Retry deleting pool or jobs using Azure Batch?

I am using this Microsoft tutorial for a starting point for using Azure Batch pools, jobs, and containers.

I have altered their code for deleting pools and jobs slighty to

// Cleanup Batch Account Resources
// Clean up Job
await batchClient.JobOperations.DeleteJobAsync($"{BatchConstants.JobIdPrefix}-{Guid}");
            
// Clean up Pool
await batchClient.PoolOperations.DeletePoolAsync($"{BatchConstants.PoolIdPrefix}-{Guid}");

This works great when I run this code locally, but when it goes up to my development environment it runs into an issue when deleting the pool or job (usually the job). I get back the status code "ServiceUnavailable".

When I manually login to the Azure portal, I can see the container were deleted without issue (so I know the connection is able to be made and can successfully delete Azure objects), but notice the pool and job are still alive.
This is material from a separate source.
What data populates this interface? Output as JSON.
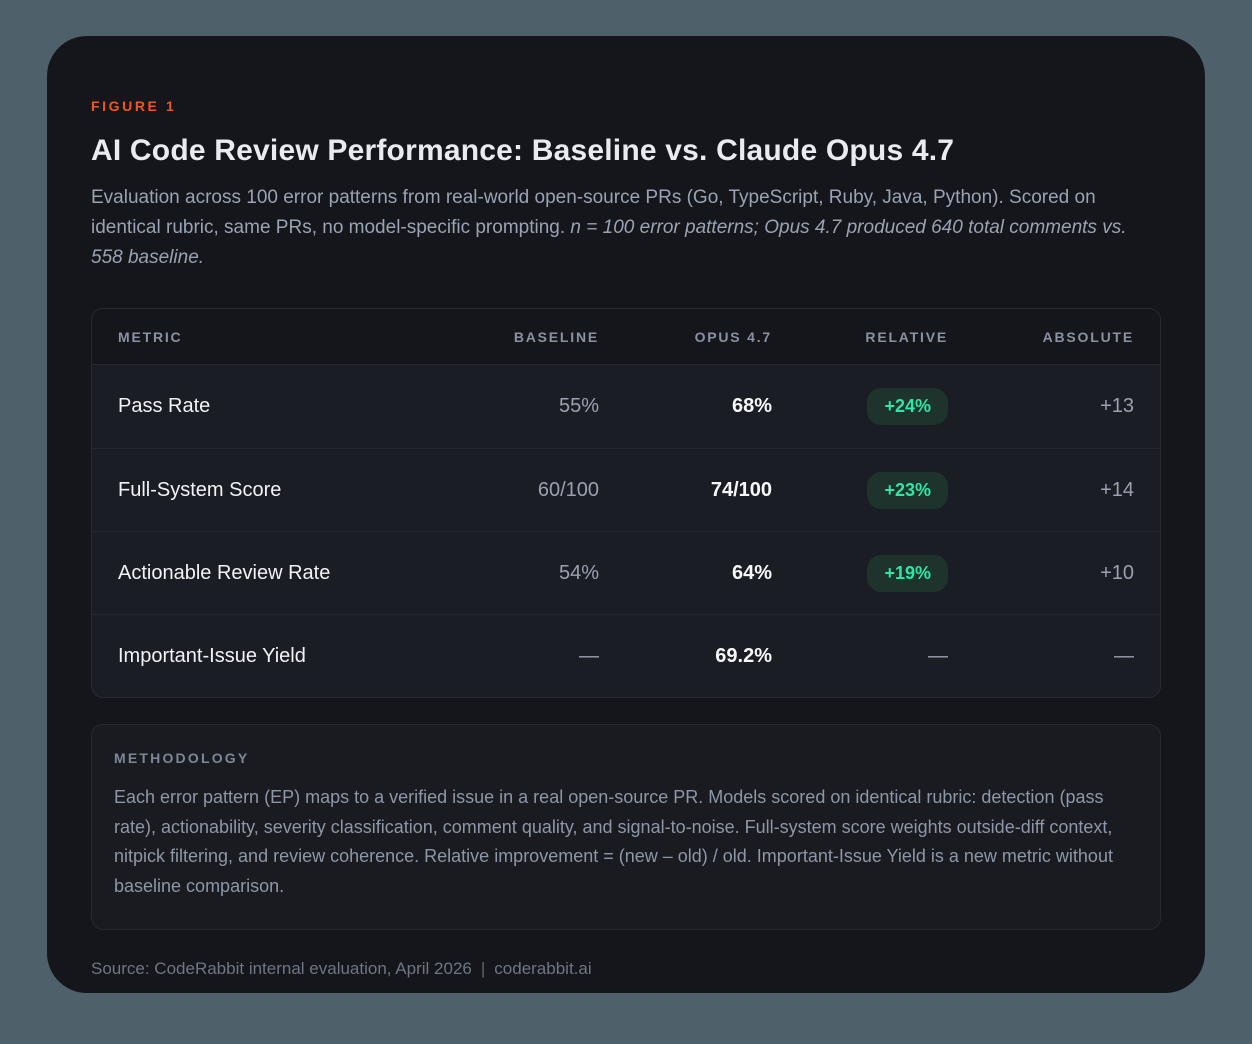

It does not appear that JobOperations or PoolOperations have a notion of retry policies, so is there any other way I can have it retry deleting pools and/or jobs a few more times if it gets back a ServiceUnavailable status? Or should I just try it in essentially a for loop that runs up to 5 (or so) times if it gets back a bad status code or continues with the rest of the program if a good status code comes back?

Thanks for the help.

Solution

You can provide a retry policy on the batchClient itself which will apply to all operations that are retryable (i.e., the client will automatically retry the operation on your behalf if it is a retryable operation). For example, to add a linear retry policy that retries every 5 seconds for 10 attempts maximum:

batchClient.CustomBehaviors.Add(RetryPolicyProvider.LinearRetryProvider(TimeSpan.FromSeconds(5), 10))
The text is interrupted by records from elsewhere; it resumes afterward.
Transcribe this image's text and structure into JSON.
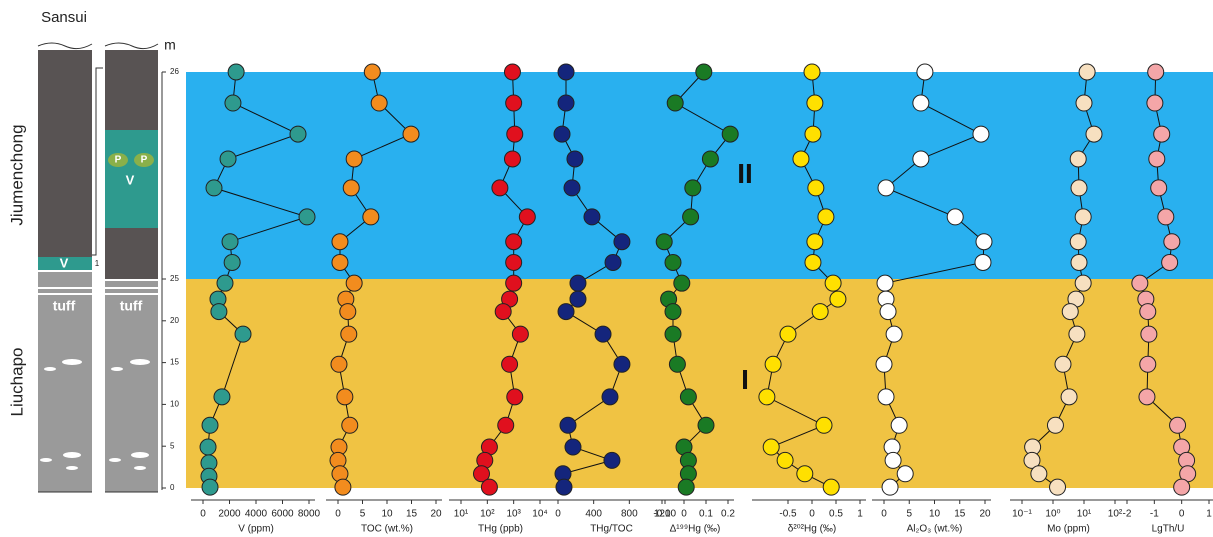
{
  "section": {
    "title": "Sansui",
    "unit": "m",
    "formations": [
      "Jiumenchong",
      "Liuchapo"
    ],
    "tuff": "tuff",
    "volcanic": "V",
    "phosphorite": "P",
    "note": "1"
  },
  "depth_axis": {
    "ticks": [
      0,
      5,
      10,
      15,
      20,
      25,
      26
    ]
  },
  "intervals": [
    {
      "label": "II",
      "from": 25,
      "to": 26,
      "color": "#29b0ef"
    },
    {
      "label": "I",
      "from": 0,
      "to": 25,
      "color": "#f0c343"
    }
  ],
  "chart_data": [
    {
      "type": "profile",
      "xlabel": "V (ppm)",
      "color": "#2e9a8e",
      "xlim": [
        0,
        8000
      ],
      "xticks": [
        0,
        2000,
        4000,
        6000,
        8000
      ],
      "depth": [
        26,
        25.85,
        25.7,
        25.58,
        25.44,
        25.3,
        25.18,
        25.08,
        24.5,
        22.6,
        21.1,
        18.4,
        10.9,
        7.5,
        4.9,
        3.0,
        1.4,
        0.1
      ],
      "values": [
        2500,
        2260,
        7170,
        1890,
        830,
        7850,
        2040,
        2200,
        1660,
        1130,
        1200,
        3020,
        1430,
        530,
        380,
        450,
        450,
        530
      ]
    },
    {
      "type": "profile",
      "xlabel": "TOC (wt.%)",
      "color": "#f28c1e",
      "xlim": [
        0,
        20
      ],
      "xticks": [
        0,
        5,
        10,
        15,
        20
      ],
      "depth": [
        26,
        25.85,
        25.7,
        25.58,
        25.44,
        25.3,
        25.18,
        25.08,
        24.5,
        22.6,
        21.1,
        18.4,
        14.8,
        10.9,
        7.5,
        4.9,
        3.3,
        1.7,
        0.1
      ],
      "values": [
        7,
        8.4,
        14.9,
        3.3,
        2.7,
        6.7,
        0.4,
        0.4,
        3.3,
        1.6,
        2.0,
        2.2,
        0.2,
        1.4,
        2.4,
        0.2,
        0,
        0.4,
        1.0
      ]
    },
    {
      "type": "profile",
      "xlabel": "THg (ppb)",
      "color": "#e0101e",
      "log": true,
      "xlim": [
        10,
        10000
      ],
      "xticks": [
        {
          "value": 10,
          "label": "10¹"
        },
        {
          "value": 100,
          "label": "10²"
        },
        {
          "value": 1000,
          "label": "10³"
        },
        {
          "value": 10000,
          "label": "10⁴"
        }
      ],
      "depth": [
        26,
        25.85,
        25.7,
        25.58,
        25.44,
        25.3,
        25.18,
        25.08,
        24.5,
        22.6,
        21.1,
        18.4,
        14.8,
        10.9,
        7.5,
        4.9,
        3.3,
        1.7,
        0.1
      ],
      "values": [
        900,
        1000,
        1100,
        900,
        300,
        3300,
        1000,
        1000,
        1000,
        700,
        400,
        1800,
        700,
        1100,
        500,
        120,
        80,
        60,
        120
      ]
    },
    {
      "type": "profile",
      "xlabel": "THg/TOC",
      "color": "#14257c",
      "xlim": [
        0,
        1200
      ],
      "xticks": [
        0,
        400,
        800,
        1200
      ],
      "depth": [
        26,
        25.85,
        25.7,
        25.58,
        25.44,
        25.3,
        25.18,
        25.08,
        24.5,
        22.6,
        21.1,
        18.4,
        14.8,
        10.9,
        7.5,
        4.9,
        3.3,
        1.7,
        0.1
      ],
      "values": [
        90,
        90,
        45,
        190,
        157,
        381,
        717,
        617,
        224,
        224,
        90,
        505,
        717,
        583,
        112,
        168,
        605,
        56,
        67
      ]
    },
    {
      "type": "profile",
      "xlabel": "Δ¹⁹⁹Hg (‰)",
      "color": "#1a7a24",
      "xlim": [
        -0.1,
        0.2
      ],
      "xticks": [
        -0.1,
        0,
        0.1,
        0.2
      ],
      "depth": [
        26,
        25.85,
        25.7,
        25.58,
        25.44,
        25.3,
        25.18,
        25.08,
        24.5,
        22.6,
        21.1,
        18.4,
        14.8,
        10.9,
        7.5,
        4.9,
        3.3,
        1.7,
        0.1
      ],
      "values": [
        0.09,
        -0.04,
        0.21,
        0.12,
        0.04,
        0.03,
        -0.09,
        -0.05,
        -0.01,
        -0.07,
        -0.05,
        -0.05,
        -0.03,
        0.02,
        0.1,
        0,
        0.02,
        0.02,
        0.01
      ]
    },
    {
      "type": "profile",
      "xlabel": "δ²⁰²Hg (‰)",
      "color": "#ffe000",
      "xlim": [
        -1,
        1
      ],
      "xticks": [
        -0.5,
        0,
        0.5,
        1
      ],
      "depth": [
        26,
        25.85,
        25.7,
        25.58,
        25.44,
        25.3,
        25.18,
        25.08,
        24.5,
        22.6,
        21.1,
        18.4,
        14.8,
        10.9,
        7.5,
        4.9,
        3.3,
        1.7,
        0.1
      ],
      "values": [
        0,
        0.06,
        0.02,
        -0.23,
        0.08,
        0.29,
        0.06,
        0.02,
        0.44,
        0.54,
        0.17,
        -0.5,
        -0.81,
        -0.94,
        0.25,
        -0.85,
        -0.56,
        -0.15,
        0.4
      ]
    },
    {
      "type": "profile",
      "xlabel": "Al₂O₃ (wt.%)",
      "color": "#ffffff",
      "xlim": [
        0,
        20
      ],
      "xticks": [
        0,
        5,
        10,
        15,
        20
      ],
      "depth": [
        26,
        25.85,
        25.7,
        25.58,
        25.44,
        25.3,
        25.18,
        25.08,
        24.5,
        22.6,
        21.1,
        18.4,
        14.8,
        10.9,
        7.5,
        4.9,
        3.3,
        1.7,
        0.1
      ],
      "values": [
        8.1,
        7.3,
        19.2,
        7.3,
        0.4,
        14.1,
        19.8,
        19.6,
        0.2,
        0.4,
        0.8,
        2.0,
        0,
        0.4,
        3.0,
        1.6,
        1.8,
        4.2,
        1.2
      ]
    },
    {
      "type": "profile",
      "xlabel": "Mo (ppm)",
      "color": "#f7e0c0",
      "log": true,
      "xlim": [
        0.1,
        100
      ],
      "xticks": [
        {
          "value": 0.1,
          "label": "10⁻¹"
        },
        {
          "value": 1,
          "label": "10⁰"
        },
        {
          "value": 10,
          "label": "10¹"
        },
        {
          "value": 100,
          "label": "10²"
        }
      ],
      "depth": [
        26,
        25.85,
        25.7,
        25.58,
        25.44,
        25.3,
        25.18,
        25.08,
        24.5,
        22.6,
        21.1,
        18.4,
        14.8,
        10.9,
        7.5,
        4.9,
        3.3,
        1.7,
        0.1
      ],
      "values": [
        12.6,
        10,
        21,
        6.5,
        6.9,
        9.4,
        6.5,
        6.9,
        9.4,
        5.5,
        3.6,
        5.9,
        2.1,
        3.3,
        1.2,
        0.22,
        0.21,
        0.35,
        1.4
      ]
    },
    {
      "type": "profile",
      "xlabel": "LgTh/U",
      "color": "#f4a6a8",
      "xlim": [
        -2,
        1
      ],
      "xticks": [
        -2,
        -1,
        0,
        1
      ],
      "depth": [
        26,
        25.85,
        25.7,
        25.58,
        25.44,
        25.3,
        25.18,
        25.08,
        24.5,
        22.6,
        21.1,
        18.4,
        14.8,
        10.9,
        7.5,
        4.9,
        3.3,
        1.7,
        0.1
      ],
      "values": [
        -0.95,
        -0.98,
        -0.73,
        -0.91,
        -0.84,
        -0.58,
        -0.36,
        -0.44,
        -1.53,
        -1.31,
        -1.24,
        -1.2,
        -1.24,
        -1.27,
        -0.15,
        0,
        0.18,
        0.22,
        0
      ]
    }
  ]
}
You can use any of the existing retry policies or create your own retry policy by implementing the IRetryPolicy interface.

Typically ServiceUnavailable will recover on its own due to some temporary outage or issue. However with that being said, you may still need to handle cases where even these retry policies fail after the maximum number of attempts. That will depend on what is acceptable for your scenario, for example, you may be ok that job deletion fails for an extended period of time, but it is not ok for pool deletion to fail for a period greater than some time. You may want to include more robust retry handling in that case or fallback alerting and notification in your system.